The premise that a pension should beat the market without taking on risk does seem suspect. Other traders have the same idea with higher risk tolerance. Maybe gambling over multiple decades is a significant advantage but that's also difficult to see.


>> A pension is a deliberate inefficiency in a labor market. It's a promise to pay someone for not working...

That's and extreme simplification of pension and probably the worst definition You can think of. I guess if You were a marxist as opposed to some form of capitalist/liberal I would expect that You would base Your definition on class struggle. I much more prefer to think about pension as a form of insurance against the risk of getting old. And as such the free market "implementation" is only one of possibilities (for ex. here in Poland we have state pension with a bit of free markets sprinkled on top). I personally believe that "old age insurance" is one of flag inventions of our times and do not think that there is a place for free for all solutions in civilized society (we are in this together and should work out a way to protect the weakest).

>> It is also a central lever for people to look to profit on through managent, and a tool with which to overinflate demand for financial products.

That's an implementation detail in my view - if You look at it from insurance perspective, You just need to search for a way to redistribute effects of current work between workers and retires. And using financial products (stocks and derivatives) may just be a wrong tool for the job.


> while any isolated derivatives transaction probably makes sense and is governed by deep and sophisticated mathematics, it does seem to be the case that in sum total we see, decade after decade, a cumulatively destabilizing effect

It's not true that derivative transactions are good in isolation and add up to something bad. The bad derivatives transactions add up to something bad. The good derivative transactions do no harm, and are good for everyone involved.

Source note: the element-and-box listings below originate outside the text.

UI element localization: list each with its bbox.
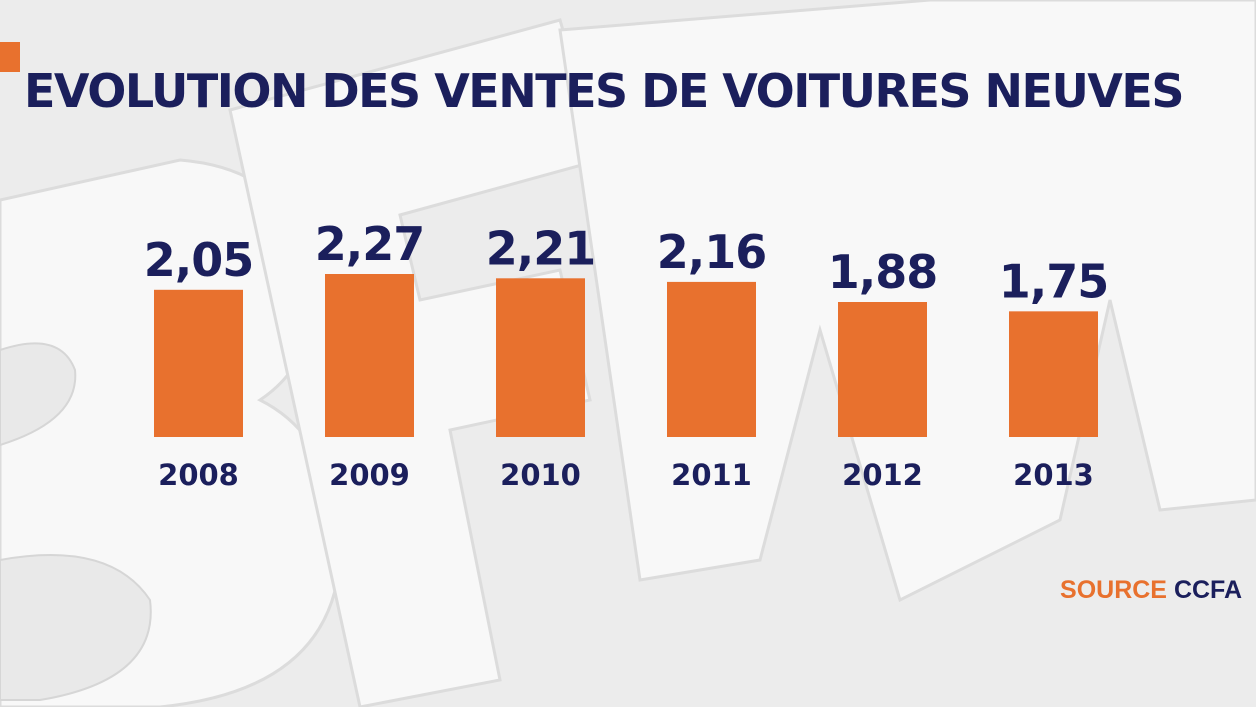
category-label-2008: 2008	[158, 458, 239, 492]
category-label-2010: 2010	[500, 458, 581, 492]
value-label-2012: 1,88	[828, 245, 938, 299]
bar-2013	[1009, 311, 1098, 437]
value-label-2009: 2,27	[315, 217, 425, 271]
bar-2008	[154, 289, 243, 437]
source-credit: SOURCE CCFA	[1060, 576, 1242, 605]
chart-title: EVOLUTION DES VENTES DE VOITURES NEUVES	[24, 64, 1184, 118]
value-label-2013: 1,75	[999, 254, 1109, 308]
category-label-2013: 2013	[1013, 458, 1094, 492]
bar-2010	[496, 278, 585, 437]
bar-2009	[325, 274, 414, 437]
source-name: CCFA	[1173, 576, 1242, 604]
value-label-2008: 2,05	[144, 233, 254, 287]
accent-mark	[0, 42, 20, 72]
source-label: SOURCE	[1060, 576, 1167, 604]
bar-2012	[838, 302, 927, 437]
category-label-2009: 2009	[329, 458, 410, 492]
value-label-2011: 2,16	[657, 225, 767, 279]
value-label-2010: 2,21	[486, 221, 596, 275]
bar-2011	[667, 281, 756, 437]
category-label-2012: 2012	[842, 458, 923, 492]
category-label-2011: 2011	[671, 458, 752, 492]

If you see a wheat grower hedging their variable yield, that's not going to add up to something bad. If you see derivatives on junk loans in a low interest rate environment, obviously that's different.


Reminds me of this point by Matt Levine:

> If you have a pot of money that is immune to bank runs, over time, modern finance will find a way to make it vulnerable to bank runs. That is an emergent property of modern finance. No one sits down and says “let’s make pension funds vulnerable to bank runs!” Finance, as an abstract entity, just sort of does that on its own.

https://www.bloomberg.com/opinion/articles/2022-09-29/uk-pen...


Agree with your point, but as far as I understood that “gambling” done by the pension funds mainly happened because there’s no other way for them to pay what they’re due, i.e. the pensions themselves. In other words the pensions system slowly reveals itself as the Ponzi scheme it was from the very beginning.


Apropos of which I enjoyed this paragraph from Matt Levine's column yesterday:

(Edit: I missed that it was already mentioned elsewhere in the comments - https://news.ycombinator.com/item?id=33029162 )

"I know this is bad but I find something aesthetically beautiful about it. If you have a pot of money that is immune to bank runs, over time, modern finance will find a way to make it vulnerable to bank runs. That is an emergent property of modern finance. No one sits down and says “let’s make pension funds vulnerable to bank runs!” Finance, as an abstract entity, just sort of does that on its own."

https://www.bloomberg.com/opinion/articles/2022-09-29/uk-pen...


Would love to hear more of your thoughts on finance


I have leveraged positions on the stock market and never got a margin call, and probably never will. Being margin called is purely and simply unprofessional and irresponsible. There is no way around that.

The maths will never justify a margin call. LTCM has tried taking on extra risk justified by their oh so clever math models and ended up blowing up. People will keep repeating these kinds of mistakes until the end of capitalism.